The road to very fast JSON parsing in Swift

I’ve written quite a few libraries the past few years. But no library was as educative and interesting as BSON. BSON is a format made by MongoDB that is like JSON, but binary. It can be read and written very efficiently.

Our BSON implementation takes the original buffer that we receive and can fetch anything you want with a high performance using just the original buffer. So if you receive this data from the socket, often, you don’t need to copy the buffer. When I was giving myself a stab at JSON, the results were drastically different.

BSON is a clever format

The format of a Document is roughly like this, but in binary: [(BSONType, KeyString, BSONValue)] . Any type that is empty has an empty (no) value. Any type that has a constant length (Int, boolean) can be parsed and mutated inline without any trouble. If you have a type that has a variable length, like an array, (sub-)Document, String or Binary blob, things change slightly.

These values have a 32-bits integer in front of the data so that if you decide you don’t need this key, you can skip beyond it without having to read the actual value. This way, if you have a User with 5 keys and only need key 4, barely any effort is spent on the keys before 4 and none is spent on key 5.

In our library we keep a small cache of all types and the offset we found them at. So that if we decide we need key 3, we don’t need to even search the keys before that anymore. This cache is a small optimization, but really pays off in larger data sets.

JSON is a slow format

While it’s extremely easy to parse for humans, the opposite is true for computers. If you receive an object with nested objects, the computer needs to parse all of the contents before it knows where the current object ends. Storing JSON in-memory in just the original format is a terrible idea for performance.

So I started thinking about BSON and came to the conclusion that here, too, we can choose to not copy the entire String but keep a cache to the original buffer. This way if you don’t need all keys and values from your JSON, barely any effort is spent on reading those unused values. So I started tinkering with the idea of building a cache, almost identical to BSON, but with a few small changes.

• Booleans are stored as separate types (boolTrue and boolFalse). There is no need to parse a boolean’s text if it was already scanned in the index.
• Strings can not contain escaping characters. These escaping checks/conversions don’t have to be executed if the String wasn’t escaped. We need to check this to see if an escaping character escapes an end-of-string quote " anyways.
• Numbers store their type as integer or floating type depending on the characters in the literal. This can lighten the parsing.
• Strings and numbers can be parsed lazily, and we don’t need to copy them. This saves memory usage primarily.

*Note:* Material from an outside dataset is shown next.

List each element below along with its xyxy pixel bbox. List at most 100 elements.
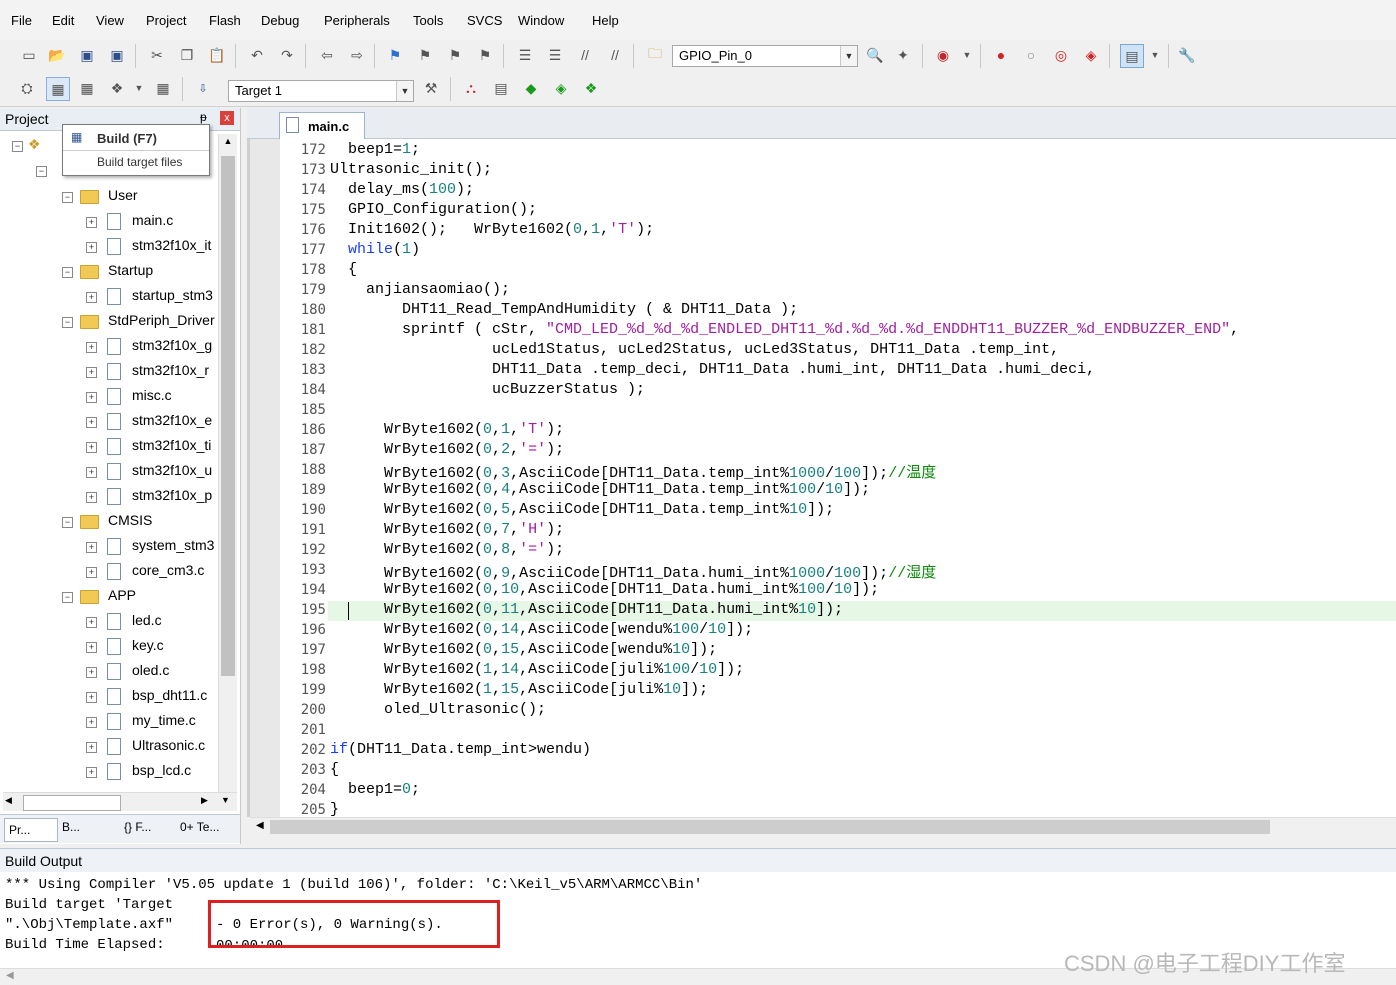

So after implementing this I was happy to see that with the cache, it outperformed Foundation with the same JSON data. But I was greedy for more.

A better cache than BSON

When I looked at the profiler, I noticed almost all performance was going to reading and writing the cache. I thought this made sense, but a lot of memory operations shouldn’t need to be this heavy. That’s when I remembered how I structured my cache.

The cache would create a separate list of keys and values for arrays and objects. This means that a new memory allocation is done for every object and array. This needs to be loaded into your CPU every time you traverse the struct in Codable. So the solution is to reduce the amount of memory usage, but how?

What I came up with is a single pointer for the cache. If I store all data within a single buffer, like the BSON format itself, it can be traversed easily. And unused data will be mostly harmless.

With a bit of work at 3AM the cache was complete. The results were amazing. The tests took 25ms in the build with the initial cache, and with the new cache only 17ms.

Disadvantages

So far there’s only one downside. The cache itself uses 70% of the memory that the original JSON data used just by storing the offsets and lengths. For the next update I’ll look into making the offsets and lengths more compact, although it would reduce the size of JSON data that can be parsed.